Yukarıdan AKP’nin politikaları, aşağıdan cemaatin yayılan örgütlenmesi ile birlikte bütün toplumsal kesimler muhafazakarlaştırılmaya çalışılmakta, tüm muhalefet kanalları kesilmeye çalışılmaktaydı. AKP ve Cemaatin bu yüzüne en açık maruz kalan kesimler ise direnen Tekel, Yörsan, Tuzla işçileri, ataması yapılmadığı için sokağa çıkan öğretmenler, hastanesine sahip çıkan sağlık emekçileri, yaşam koşulları gittikçe zorlaşan işçiler ve memurlar, bütün baskı ve inkar siyasetine göğüs geren Kürt Halkı, parasız, niteliksiz ve baskıcı eğitime maruz bırakılan lise ve üniversite öğrencileri, kısaca direnen bütün kesimler oldu. Direnen kesimlerin en büyük sözü de kuşkusuz 2013 Haziran’ında Türkiye’nin 80 şehrinde söylenmişti. Ana hatlarından yukarıda bahsetmeye çalıştığımız kurulmak istenen düzenin bir ayağı olarak üniversitelerde yaşanan gelişmeleri değerlendirmeliyiz.
YÖK Düzeni
12 Eylül Darbesi’nin bir amacının da yükselen toplumsal mücadeleyi bastırmak olduğunu söylemiştik. Öyleyse bir halkın örgütlülüğünü kırmaya çalışan darbecilerin; toplumu örgütleyen, yükselen toplumsal dalganın en dinamik gücü devrimcilerin, devrimci fikirlerin beşiği haline gelmiş üniversitelerin hedef tahtasına oturtulmasında şaşılacak bir şey yok. Bu o kadar acil bir ihtiyaçtı ki Yükseköğretim Kurulu (YÖK), 12 Eylül Anayasası hazırlanmadan 6 Kasım 1981’de yapılan “üniversite reformu” ile kuruldu. Üniversiteler artık baskı ve niteliksizliğin merkezi olacaktı. Üniversitelerde halk için bilim yapmak yerine sermaye için bilim yapmak anlayışı yerleştirildi; nice atılmalar, nice istifalar, nice sürgünlerle… Askeri bir okulun disiplin kurallarından devşirilmiş öğrenci yönetmeliği, okulda örgütlenmeye, hatta siyasi fikirleri açıkça tartışmaya kalkanlara kapıyı gösteriyordu. “Öğrenci sıfatı” gibi bir muğlak tanım kullanarak bu “sıfata” aykırı davrananlara disiplin cezaları getirildi ve üniversite yönetimleri bu tanımın içini istedikleri gibi doldurarak kafalarına göre cezalar vermeye başladılar. Aynı şekilde atılan öğretim üyelerinin yerine yandaş akademisyenler yerleştirilerek, 12 Eylül zihniyeti üniversitelerde kadrolaştırıldı. Tüm bunların amacı ise öğrencileri kendi içlerine kapayarak toplumdan soyut bir hayata sürüklemek, toplumun sorunlarıyla ilgilenmek şöyle dursun bu sorunların üzerinden bile yükselme fırsatları arayan bencil, çıkarcı bireyler yetiştirmekti. Kısaca amaç, üniversiteyle toplum arasında kalın bir duvar örmekti.

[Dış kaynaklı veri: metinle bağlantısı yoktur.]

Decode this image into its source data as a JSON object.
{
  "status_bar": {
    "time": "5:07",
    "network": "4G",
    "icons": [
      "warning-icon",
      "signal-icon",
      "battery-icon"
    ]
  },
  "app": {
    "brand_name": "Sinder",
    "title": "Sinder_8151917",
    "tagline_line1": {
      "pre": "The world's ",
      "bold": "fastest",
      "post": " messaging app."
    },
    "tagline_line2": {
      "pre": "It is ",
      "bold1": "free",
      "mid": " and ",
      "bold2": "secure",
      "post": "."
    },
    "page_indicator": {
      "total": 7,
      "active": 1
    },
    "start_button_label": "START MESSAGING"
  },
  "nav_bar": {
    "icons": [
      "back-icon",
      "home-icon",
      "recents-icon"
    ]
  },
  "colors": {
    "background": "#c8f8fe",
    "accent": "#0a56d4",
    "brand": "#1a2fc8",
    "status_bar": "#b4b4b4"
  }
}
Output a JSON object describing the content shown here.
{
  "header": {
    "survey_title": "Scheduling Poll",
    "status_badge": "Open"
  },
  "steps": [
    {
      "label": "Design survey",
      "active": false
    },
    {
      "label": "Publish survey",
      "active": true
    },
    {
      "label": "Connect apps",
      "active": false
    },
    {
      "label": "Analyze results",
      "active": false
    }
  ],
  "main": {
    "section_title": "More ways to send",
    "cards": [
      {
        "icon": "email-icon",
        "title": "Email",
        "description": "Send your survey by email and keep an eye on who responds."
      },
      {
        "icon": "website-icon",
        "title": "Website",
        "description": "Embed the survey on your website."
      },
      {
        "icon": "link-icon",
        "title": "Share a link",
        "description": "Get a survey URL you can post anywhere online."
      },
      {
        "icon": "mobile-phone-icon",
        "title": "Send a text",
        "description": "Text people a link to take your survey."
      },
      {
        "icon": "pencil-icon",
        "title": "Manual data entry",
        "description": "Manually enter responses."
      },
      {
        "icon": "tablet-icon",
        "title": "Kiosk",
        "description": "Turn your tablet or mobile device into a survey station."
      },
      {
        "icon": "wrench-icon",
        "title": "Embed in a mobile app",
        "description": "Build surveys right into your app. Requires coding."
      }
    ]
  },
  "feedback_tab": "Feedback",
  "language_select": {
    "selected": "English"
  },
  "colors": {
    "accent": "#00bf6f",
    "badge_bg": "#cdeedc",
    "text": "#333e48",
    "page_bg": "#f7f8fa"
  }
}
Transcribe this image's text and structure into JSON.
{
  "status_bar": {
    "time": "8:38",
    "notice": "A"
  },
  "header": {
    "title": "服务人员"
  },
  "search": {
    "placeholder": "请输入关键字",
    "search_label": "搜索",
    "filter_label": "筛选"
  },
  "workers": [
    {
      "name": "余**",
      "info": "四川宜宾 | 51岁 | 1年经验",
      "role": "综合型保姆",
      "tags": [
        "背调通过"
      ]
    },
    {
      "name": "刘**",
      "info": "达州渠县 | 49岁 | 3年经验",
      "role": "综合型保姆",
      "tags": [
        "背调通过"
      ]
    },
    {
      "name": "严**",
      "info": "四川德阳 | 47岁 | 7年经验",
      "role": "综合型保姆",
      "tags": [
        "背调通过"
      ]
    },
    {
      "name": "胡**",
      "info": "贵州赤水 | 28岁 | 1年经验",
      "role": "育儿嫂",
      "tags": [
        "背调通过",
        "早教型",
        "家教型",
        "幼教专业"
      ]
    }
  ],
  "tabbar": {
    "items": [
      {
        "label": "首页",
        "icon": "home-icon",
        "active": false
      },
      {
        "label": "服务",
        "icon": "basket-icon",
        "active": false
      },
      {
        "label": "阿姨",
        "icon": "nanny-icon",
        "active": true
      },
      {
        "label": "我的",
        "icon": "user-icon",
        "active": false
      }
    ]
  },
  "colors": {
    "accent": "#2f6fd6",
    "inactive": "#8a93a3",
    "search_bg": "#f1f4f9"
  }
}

Egemenler bu amaçlarında büyük ölçüde başarılı oldular. Kurulduğu günden bu yana YÖK iktidara gelen bütün hükümetlerle koordineli bir biçimde üniversitelerin bilimsel ve muhalif niteliğinin yok edilmesi, bilginin metalaştırılması, kampüslerin tüketim cennetleri haline getirilmesi, akademisyenlerin çalışma koşullarının güvencesizleştirilmesi ve esnekleştirilmesi kısacası üniversitenin piyasa odaklı dönüştürülmesini sağlamaya çalıştı. Üniversitede YÖK eliyle gerçekleştirilen bu dönüşüm, Avrupa Birliği’nin 1999 yılında yayınladığı “Bologna Bildirgesi” ile başlayan ve Bolonya Süreci olarak adlandırdığımız programla birebir uyumludur. Zaten küresel emperyalizmin en önemli kurumlarından biri olan AB’ye üye olmak için can atan hükümetlerin üniversiteyi es geçmesini beklemek gerçekçi olmazdı. Her gelen hükümet gibi AKP de bu politikaları büyük bir pervasızlıkla sürdürmektedir. AKP’nin iktidara gelmeden önce YÖK’ün anti-demokratikliğini ilan etmesi ve üniversitelerdeki özgürlük sorununu türbana indirgeyen yaklaşımı sonucu YÖK’ün özgürlüklere karşı olduğunu söylemiştir. Fakat AKP iktidar olduktan ve YÖK’te yeteri kadar kadrolaştıktan sonra, YÖK’ün en büyük savunucusu kesilmiştir. Bu durumun da gösterdiği gibi AKP için bir kurumun kendisinin anti-demokratik olması değil, onun politikalarını destekleyip desteklemediği önemlidir. Unutulmamalıdır ki AKP için özgür ve demokratik bir ortam uyguladığı otoriter-piyasacı ve muhafazakar politikalara boyun eğilen ortamdır.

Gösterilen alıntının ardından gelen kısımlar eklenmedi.